A compendium of oddball observation, misinformation, shout-outs, put-downs and pointless harangues from Constable Dooley, uniformed—if altogether uninformed—chronicler of history, society & celebrity
Wednesday, August 12
The Battle of Alexington
Station house sensitivity expert Cousin Oliver oft-opines that if you can’t say something good 'bout someone — or someone’s best friend — you ought say nothing at all. 'Tis why I'm not saying — but am, rather, thinking — this won’t be the last time that Lexi, an eight-month-old cock-eyed spaniel from Lincolnshire, does something daft like get her head stuck in a decorative garden wall.
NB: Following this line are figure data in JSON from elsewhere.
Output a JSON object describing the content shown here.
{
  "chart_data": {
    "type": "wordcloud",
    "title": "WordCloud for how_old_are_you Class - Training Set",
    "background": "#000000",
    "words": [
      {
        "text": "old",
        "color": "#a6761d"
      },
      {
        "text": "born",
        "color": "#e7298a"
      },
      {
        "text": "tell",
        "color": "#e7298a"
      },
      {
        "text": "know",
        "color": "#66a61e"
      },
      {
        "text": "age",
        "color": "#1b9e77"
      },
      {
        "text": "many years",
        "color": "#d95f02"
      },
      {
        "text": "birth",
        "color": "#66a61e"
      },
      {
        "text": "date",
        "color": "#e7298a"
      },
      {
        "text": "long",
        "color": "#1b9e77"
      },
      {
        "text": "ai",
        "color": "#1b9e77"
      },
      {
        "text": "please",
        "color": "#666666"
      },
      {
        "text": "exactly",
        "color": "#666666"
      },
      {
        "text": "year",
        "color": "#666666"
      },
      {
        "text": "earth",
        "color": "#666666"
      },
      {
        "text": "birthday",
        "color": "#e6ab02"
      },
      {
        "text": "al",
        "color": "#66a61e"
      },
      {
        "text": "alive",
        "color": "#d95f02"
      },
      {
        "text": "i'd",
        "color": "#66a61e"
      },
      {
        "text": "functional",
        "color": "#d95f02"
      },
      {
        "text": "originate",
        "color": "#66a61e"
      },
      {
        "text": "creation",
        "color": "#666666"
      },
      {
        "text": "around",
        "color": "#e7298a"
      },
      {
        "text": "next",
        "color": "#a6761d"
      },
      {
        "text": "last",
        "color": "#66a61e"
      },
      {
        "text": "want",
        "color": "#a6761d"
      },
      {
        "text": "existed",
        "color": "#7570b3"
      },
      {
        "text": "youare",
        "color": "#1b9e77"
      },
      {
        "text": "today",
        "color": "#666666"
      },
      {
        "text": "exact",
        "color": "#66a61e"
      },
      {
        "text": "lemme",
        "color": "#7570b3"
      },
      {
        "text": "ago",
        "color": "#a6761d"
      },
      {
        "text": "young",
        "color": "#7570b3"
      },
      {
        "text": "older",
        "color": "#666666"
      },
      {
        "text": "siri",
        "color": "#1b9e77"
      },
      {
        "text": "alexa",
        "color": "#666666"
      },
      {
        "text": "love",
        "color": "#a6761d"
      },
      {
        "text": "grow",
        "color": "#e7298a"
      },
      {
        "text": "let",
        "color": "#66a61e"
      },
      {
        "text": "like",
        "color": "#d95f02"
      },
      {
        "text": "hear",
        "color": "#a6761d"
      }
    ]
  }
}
Again, I'm not verbalizing this notion — that would be uncharitable — but I am of a belief that Lexi has a lifetime of stupid in store for herself: Drinking indiscriminately from open toilet bowls, running headlong into lamp posts and picture windows, humping the daylights out of armchairs and pant legs, attempting to fly like a four-legged, floppy-eared bird, running after motorcars she clearly cannot catch, tearing hopefully — doggedly — into indigestibles like wood, plastic or leather, smelling every nasty arse at the doggy park, chasing her own bloody tail or shadow, ‘round and ‘round she goes, where she’ll stop, no one, not even Lexi, knows. Mind you, I’m not unsympathetic to the predicament that the lovable, incorrigible Lexi has found herself in, but if she were my pooch and managed to get her noggin wedged in a wall and had her picture circulating ‘round the Twitternet™, she’d get a good talking to: “Bloody hell, Alexington, did I not share the Yahoodle™ map of the route and did I not specifically instruct you to stay on said route? When you saw the opening in the old stone wall, did you imagine it was a flap in a back door that you would squeeze through on your way to chasing rainbows?!” To paraphrase the great Faber College® Dean Vernon Wormer, “Stupid is no way to go through life, Lexi.” In any event, as the rest of you face down the morning with hang dog stares into the open mouths of your breakfast-sandwich eating office associates, think of ole' Lexi, who’s fine and well I’m happy to report — thanks to the quick-thinking, chisel-hammering Lincolnshire Fire and Rescue — and is now busily tethering herself tightly to the prickly bush in her backyard.